Segmentation of Mediastinal Lymph Nodes in CT with Anatomical Priors

TL;DR

This work introduces an end-to-end LN segmentation approach in mediastinal CT that leverages 28 anatomical priors generated by TotalSegmentator to guide a 3D nnUNet. Training on 89 NIH CT LN volumes and testing on an out-of-distribution St Olavs set, the method uses a cascade architecture to achieve a Dice score of $72.2 \pm 22.3$ for clinically significant LNs ($SAD \ge 8~\mathrm{mm}$) and $54.8 \pm 23.8$ overall, representing a ~10-point improvement over prior methods. The approach addresses class imbalance and disambiguation of LNs from neighboring structures, with no post-processing required. This technique has potential to improve initial staging CT assessments and could extend to segmentation of other nodal regions, ultimately aiding in diagnosis and treatment planning.

Abstract

Purpose: Lymph nodes (LNs) in the chest have a tendency to enlarge due to various pathologies, such as lung cancer or pneumonia. Clinicians routinely measure nodal size to monitor disease progression, confirm metastatic cancer, and assess treatment response. However, variations in their shapes and appearances make it cumbersome to identify LNs, which reside outside of most organs. Methods: We propose to segment LNs in the mediastinum by leveraging the anatomical priors of 28 different structures (e.g., lung, trachea etc.) generated by the public TotalSegmentator tool. The CT volumes from 89 patients available in the public NIH CT Lymph Node dataset were used to train three 3D nnUNet models to segment LNs. The public St. Olavs dataset containing 15 patients (out-of-training-distribution) was used to evaluate the segmentation performance. Results: For the 15 test patients, the 3D cascade nnUNet model obtained the highest Dice score of 72.2 +- 22.3 for mediastinal LNs with short axis diameter $\geq$ 8mm and 54.8 +- 23.8 for all LNs respectively. These results represent an improvement of 10 points over a current approach that was evaluated on the same test dataset. Conclusion: To our knowledge, we are the first to harness 28 distinct anatomical priors to segment mediastinal LNs, and our work can be extended to other nodal zones in the body.
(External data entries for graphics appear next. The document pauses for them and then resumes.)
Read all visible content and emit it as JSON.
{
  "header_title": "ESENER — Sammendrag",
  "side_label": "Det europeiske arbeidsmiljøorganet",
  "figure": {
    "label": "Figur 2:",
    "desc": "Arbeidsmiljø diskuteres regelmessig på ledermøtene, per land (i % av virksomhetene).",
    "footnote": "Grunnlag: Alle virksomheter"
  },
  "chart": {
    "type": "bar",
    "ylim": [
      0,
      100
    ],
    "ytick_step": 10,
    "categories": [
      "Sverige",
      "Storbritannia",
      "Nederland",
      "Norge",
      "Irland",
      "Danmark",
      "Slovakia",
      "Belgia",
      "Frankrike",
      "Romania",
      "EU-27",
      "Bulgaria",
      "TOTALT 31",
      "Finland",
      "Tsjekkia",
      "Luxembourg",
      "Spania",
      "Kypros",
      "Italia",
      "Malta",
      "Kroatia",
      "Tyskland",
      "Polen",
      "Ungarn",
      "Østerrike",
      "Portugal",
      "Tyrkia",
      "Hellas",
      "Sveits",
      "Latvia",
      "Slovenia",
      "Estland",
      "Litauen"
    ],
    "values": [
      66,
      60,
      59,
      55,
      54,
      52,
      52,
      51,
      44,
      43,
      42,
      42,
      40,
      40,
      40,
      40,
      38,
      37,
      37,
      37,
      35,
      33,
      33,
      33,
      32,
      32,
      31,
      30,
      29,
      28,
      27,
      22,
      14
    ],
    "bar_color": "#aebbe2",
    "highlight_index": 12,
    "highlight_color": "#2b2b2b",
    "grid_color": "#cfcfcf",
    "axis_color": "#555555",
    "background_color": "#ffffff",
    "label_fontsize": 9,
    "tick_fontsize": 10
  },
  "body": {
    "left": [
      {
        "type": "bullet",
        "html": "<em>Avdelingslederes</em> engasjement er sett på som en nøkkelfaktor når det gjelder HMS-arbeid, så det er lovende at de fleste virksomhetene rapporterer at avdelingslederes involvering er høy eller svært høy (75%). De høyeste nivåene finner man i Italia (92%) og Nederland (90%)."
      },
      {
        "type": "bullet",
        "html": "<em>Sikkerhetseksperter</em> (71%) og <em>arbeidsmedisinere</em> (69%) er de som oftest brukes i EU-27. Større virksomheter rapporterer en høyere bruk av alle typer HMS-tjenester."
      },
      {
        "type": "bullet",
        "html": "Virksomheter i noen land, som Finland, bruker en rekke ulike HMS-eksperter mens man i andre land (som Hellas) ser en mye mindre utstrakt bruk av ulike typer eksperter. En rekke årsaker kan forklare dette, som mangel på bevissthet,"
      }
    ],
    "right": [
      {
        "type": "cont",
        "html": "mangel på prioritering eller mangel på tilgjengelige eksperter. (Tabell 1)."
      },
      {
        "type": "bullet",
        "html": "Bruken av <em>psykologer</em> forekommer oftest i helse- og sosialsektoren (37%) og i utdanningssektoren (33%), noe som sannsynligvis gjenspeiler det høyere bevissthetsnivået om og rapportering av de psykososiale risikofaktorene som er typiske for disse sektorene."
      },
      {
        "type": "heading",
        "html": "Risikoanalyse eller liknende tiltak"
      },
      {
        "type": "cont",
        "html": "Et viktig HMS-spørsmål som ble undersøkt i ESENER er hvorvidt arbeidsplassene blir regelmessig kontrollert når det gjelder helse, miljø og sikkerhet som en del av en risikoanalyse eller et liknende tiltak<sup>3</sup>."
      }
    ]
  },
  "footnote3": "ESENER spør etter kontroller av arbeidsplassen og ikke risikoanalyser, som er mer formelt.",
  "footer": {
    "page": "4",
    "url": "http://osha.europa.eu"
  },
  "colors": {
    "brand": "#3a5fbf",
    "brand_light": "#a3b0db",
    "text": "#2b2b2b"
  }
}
The proposed method has immense potential for improved patient outcomes through the identification of enlarged nodes in initial staging CT scans.

Figures (3)

• Figure 1: Flowchart of the proposed approach to segment mediastinal lymph nodes in CT using anatomical priors. First, the public TotalSegmentator tool was used to segment 28 structures in 89 mediastinal CT volumes from the public NIH CT Lymph Node dataset. Next, these labels were combined with the manual annotations for mediastinal LNs, and used to train a 3D nnUNet segmentation model. At test time, the 3D nnUNet was executed on CT volumes of 15 patients in the public St Olavs dataset. Green labels in the prediction correspond to the predicted LNs. The figure is best viewed in color in the PDF.
• Figure 2: Results from our approach to detect mediastinal LNs in CT volumes. Left column: A slice of the original CT volume, Middle column: GT annotation, Right column: Prediction from the nnUNet Cascade model. The different colors in the GT correspond to the different stations of the LNs, but for evaluation purposes, they were all considered to belong to one class based on their short axis diameter. Notice that in (b) for patient #7, the model was able to partially capture the large metastatic node (blue), while it also identified an unmarked node in the GT (middle). In (c), the model missed the node in blue.
• Figure 3: Box plots of the different 3D nnUNet model configurations for the segmentation of mediastinal lymph nodes in the St Olavs dataset. Results are shown for lymph nodes with short axis diameters $\geq$ 8mm.